Jika suatu hari kamu membaca ini, mungkin papa telah berpamitan pada waktu. Tapi ketahuilah, nak—yang berpamitan hanyalah raga, bukan cinta. Karena cinta sejati tidak mengenal jarak, tidak tunduk pada waktu, dan tidak berakhir pada perpisahan.
Kamu adalah jejak paling indah yang pernah papa tinggalkan di dunia ini.
Sejak kamu hadir, papa belajar bahwa cinta bukan tentang menggenggam selamanya, melainkan tentang merelakan dengan penuh kepercayaan. Dalam tawamu, papa menemukan alasan untuk bertahan. Dalam matamu, papa melihat masa depan yang lebih luas dari apa pun yang pernah papa bayangkan.

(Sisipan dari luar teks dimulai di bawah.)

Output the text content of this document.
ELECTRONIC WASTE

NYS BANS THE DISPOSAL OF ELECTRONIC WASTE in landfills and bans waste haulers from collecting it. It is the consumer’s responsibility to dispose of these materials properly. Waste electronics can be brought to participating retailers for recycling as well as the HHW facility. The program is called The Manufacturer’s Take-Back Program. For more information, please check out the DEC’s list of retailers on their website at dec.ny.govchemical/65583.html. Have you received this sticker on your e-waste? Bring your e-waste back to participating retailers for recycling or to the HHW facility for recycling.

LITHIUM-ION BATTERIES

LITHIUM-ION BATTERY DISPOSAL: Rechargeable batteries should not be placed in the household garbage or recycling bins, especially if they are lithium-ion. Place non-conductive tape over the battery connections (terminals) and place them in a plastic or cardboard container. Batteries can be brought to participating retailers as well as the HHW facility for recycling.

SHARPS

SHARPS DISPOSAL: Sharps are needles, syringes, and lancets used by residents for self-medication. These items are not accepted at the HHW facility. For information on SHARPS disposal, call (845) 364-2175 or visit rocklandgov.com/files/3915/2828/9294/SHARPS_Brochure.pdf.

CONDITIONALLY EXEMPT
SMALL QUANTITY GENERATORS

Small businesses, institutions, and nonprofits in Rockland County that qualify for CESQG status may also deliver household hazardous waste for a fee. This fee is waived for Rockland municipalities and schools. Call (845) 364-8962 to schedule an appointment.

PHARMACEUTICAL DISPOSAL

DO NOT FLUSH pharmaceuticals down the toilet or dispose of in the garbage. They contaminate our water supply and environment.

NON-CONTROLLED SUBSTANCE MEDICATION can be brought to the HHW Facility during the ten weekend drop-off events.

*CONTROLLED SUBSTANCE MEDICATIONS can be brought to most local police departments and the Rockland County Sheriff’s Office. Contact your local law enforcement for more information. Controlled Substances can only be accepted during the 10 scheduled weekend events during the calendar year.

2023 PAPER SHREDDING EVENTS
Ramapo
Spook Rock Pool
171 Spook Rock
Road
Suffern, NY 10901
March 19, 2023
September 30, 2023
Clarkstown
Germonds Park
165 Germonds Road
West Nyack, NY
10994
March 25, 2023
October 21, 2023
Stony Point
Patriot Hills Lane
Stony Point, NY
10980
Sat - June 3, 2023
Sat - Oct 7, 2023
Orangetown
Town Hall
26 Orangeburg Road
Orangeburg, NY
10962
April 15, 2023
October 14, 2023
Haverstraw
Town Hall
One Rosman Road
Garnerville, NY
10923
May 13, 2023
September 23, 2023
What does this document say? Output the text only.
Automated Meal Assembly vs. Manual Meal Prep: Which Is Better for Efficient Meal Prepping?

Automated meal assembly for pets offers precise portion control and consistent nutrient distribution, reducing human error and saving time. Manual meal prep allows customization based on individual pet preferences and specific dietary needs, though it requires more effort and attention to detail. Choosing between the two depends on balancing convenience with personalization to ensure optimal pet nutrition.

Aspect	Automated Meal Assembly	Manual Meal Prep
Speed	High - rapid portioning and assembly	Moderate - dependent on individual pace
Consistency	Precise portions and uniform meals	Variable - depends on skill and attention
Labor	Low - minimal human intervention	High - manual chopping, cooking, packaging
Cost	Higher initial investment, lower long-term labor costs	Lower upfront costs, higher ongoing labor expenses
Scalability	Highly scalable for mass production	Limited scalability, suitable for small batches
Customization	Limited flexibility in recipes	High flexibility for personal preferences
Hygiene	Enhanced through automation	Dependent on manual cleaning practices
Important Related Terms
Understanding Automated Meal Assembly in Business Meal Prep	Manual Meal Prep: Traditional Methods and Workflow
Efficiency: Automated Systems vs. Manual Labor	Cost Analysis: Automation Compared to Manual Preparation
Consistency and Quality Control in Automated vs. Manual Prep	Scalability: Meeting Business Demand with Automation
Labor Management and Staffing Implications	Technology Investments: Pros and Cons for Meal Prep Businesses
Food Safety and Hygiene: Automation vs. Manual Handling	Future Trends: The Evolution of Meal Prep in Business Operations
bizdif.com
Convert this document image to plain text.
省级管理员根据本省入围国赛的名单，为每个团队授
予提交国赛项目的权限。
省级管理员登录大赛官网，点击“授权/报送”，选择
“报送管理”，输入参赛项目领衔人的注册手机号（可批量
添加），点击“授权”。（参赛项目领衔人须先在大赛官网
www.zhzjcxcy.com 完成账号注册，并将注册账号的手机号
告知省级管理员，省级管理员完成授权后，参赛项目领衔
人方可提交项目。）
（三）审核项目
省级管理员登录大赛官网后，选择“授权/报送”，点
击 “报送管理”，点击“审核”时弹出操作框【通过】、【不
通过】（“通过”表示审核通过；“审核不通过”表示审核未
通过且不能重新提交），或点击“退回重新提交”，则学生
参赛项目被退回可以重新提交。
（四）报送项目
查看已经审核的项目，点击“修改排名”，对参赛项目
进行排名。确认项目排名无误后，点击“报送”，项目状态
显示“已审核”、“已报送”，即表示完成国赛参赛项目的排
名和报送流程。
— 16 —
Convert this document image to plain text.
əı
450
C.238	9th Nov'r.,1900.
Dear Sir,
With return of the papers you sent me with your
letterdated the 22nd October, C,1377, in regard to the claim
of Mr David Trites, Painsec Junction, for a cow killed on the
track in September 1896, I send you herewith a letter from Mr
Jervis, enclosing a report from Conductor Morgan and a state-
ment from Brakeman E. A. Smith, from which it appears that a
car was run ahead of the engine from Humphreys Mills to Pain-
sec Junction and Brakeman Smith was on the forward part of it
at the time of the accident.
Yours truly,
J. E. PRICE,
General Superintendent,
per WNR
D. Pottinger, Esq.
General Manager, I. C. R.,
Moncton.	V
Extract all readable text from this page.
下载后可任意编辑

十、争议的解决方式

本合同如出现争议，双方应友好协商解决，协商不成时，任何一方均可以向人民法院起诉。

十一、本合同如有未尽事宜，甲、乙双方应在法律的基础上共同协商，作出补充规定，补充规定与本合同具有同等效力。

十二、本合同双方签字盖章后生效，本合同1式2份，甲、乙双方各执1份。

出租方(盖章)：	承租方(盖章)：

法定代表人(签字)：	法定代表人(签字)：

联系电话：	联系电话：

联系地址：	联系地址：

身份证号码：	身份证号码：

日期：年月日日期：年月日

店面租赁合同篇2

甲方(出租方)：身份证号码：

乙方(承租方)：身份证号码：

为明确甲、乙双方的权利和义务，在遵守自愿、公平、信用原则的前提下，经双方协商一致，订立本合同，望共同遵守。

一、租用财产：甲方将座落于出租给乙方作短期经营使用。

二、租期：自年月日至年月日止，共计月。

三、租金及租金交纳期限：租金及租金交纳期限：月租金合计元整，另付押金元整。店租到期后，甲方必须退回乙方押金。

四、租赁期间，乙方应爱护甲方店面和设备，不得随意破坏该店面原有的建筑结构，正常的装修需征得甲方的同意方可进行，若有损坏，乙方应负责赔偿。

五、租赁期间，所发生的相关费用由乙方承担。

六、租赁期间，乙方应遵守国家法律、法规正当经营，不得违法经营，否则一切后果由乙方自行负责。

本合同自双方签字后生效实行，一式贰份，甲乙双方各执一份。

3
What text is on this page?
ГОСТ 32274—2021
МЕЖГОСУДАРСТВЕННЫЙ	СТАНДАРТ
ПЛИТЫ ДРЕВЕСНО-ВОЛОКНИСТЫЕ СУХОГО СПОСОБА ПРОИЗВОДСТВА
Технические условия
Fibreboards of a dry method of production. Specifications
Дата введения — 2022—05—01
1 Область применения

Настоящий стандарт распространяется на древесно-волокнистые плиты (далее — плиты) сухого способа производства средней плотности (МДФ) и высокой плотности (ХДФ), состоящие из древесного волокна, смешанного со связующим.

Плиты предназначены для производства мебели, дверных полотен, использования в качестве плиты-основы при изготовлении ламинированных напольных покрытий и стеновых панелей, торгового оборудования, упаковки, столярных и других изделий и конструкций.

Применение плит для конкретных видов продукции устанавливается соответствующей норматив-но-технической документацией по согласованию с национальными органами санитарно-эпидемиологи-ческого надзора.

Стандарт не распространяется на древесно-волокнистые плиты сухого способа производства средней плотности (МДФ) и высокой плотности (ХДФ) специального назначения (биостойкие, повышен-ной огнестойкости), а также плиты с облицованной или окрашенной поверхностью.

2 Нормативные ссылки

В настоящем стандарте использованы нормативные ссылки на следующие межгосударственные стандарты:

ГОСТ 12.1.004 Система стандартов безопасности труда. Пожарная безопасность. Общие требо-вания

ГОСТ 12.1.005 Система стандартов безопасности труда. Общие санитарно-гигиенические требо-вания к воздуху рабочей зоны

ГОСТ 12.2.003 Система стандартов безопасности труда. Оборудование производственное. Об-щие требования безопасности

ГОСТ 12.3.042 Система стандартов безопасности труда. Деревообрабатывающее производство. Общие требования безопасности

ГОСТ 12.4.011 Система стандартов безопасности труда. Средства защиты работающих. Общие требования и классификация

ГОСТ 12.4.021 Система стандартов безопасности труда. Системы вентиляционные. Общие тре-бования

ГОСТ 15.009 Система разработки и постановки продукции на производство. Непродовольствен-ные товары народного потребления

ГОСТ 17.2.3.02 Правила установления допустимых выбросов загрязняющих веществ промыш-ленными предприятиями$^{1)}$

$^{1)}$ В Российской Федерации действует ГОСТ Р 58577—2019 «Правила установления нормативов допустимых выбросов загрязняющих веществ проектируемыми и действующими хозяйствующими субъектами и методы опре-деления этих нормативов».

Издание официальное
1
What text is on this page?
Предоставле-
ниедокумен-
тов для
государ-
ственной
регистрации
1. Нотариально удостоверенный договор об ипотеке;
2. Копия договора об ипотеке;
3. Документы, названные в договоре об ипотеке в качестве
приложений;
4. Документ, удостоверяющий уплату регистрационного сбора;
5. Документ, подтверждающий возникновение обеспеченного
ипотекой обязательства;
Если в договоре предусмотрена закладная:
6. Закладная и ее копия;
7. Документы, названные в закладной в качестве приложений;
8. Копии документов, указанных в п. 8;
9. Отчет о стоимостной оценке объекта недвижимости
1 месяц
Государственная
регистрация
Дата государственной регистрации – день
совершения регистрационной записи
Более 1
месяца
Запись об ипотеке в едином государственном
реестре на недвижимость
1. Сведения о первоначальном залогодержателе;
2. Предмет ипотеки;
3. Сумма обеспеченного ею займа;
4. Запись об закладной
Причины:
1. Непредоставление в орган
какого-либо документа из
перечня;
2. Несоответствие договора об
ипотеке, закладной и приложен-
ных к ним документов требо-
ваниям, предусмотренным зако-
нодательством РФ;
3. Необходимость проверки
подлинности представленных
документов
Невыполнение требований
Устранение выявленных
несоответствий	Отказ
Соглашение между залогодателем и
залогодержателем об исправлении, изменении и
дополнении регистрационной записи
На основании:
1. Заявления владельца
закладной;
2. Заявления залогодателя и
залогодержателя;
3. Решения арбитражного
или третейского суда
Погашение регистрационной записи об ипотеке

Maaf jika papa belum sempurna. Hidup sering membuat papa lelah, kadang diam, kadang terlalu keras. Tapi satu hal yang tidak pernah berubah—papa selalu mencintaimu, bahkan dalam diam yang tak sempat terucap.
Nak…
Jika hidup suatu hari terasa berat, ingatlah:
pohon yang kuat bukanlah yang tak pernah diguncang badai, tetapi yang akarnya semakin dalam setiap kali diterpa angin.
Jangan takut jatuh, karena tanah akan mengajarkanmu cara berdiri. Jangan takut kehilangan, karena dari situlah kamu akan belajar menghargai. Dan jangan takut berjalan sendiri, karena Tuhan tidak pernah benar-benar meninggalkan langkahmu.
Papa mungkin tidak lagi berjalan di sampingmu, tapi papa hidup dalam setiap nilai yang kamu pegang. Dalam setiap keputusan baik yang kamu pilih. Dalam setiap doa yang kamu ucapkan dengan hati yang tulus.
Saat dunia mencoba mengeraskanmu, tetaplah menjadi pribadi yang lembut. Karena kekuatan sejati bukan pada kerasnya hati, tetapi pada kemampuan untuk tetap mengasihi meski pernah terluka.
Jika kamu merasa hampa, pandanglah langit saat senja. Di sana ada pesan yang sunyi namun dalam—bahwa yang indah tidak harus selamanya tinggal, tetapi selalu meninggalkan makna.
Dan jika kamu bertanya di mana papa sekarang…
papa ada di setiap kebaikan yang kamu lakukan,
di setiap air mata yang kamu ubah menjadi kekuatan,
dan di setiap langkah berani yang kamu ambil meski takut.
Karena sejatinya, cinta tidak pernah pergi.
Ia hanya berubah cara hadirnya.
Hiduplah dengan berani, nak—
bukan karena kamu tidak takut,
tetapi karena kamu memilih percaya.
Ketika waktu berpamitan,
biarlah cinta tetap tinggal.
Dan di situlah… papa akan selalu ada.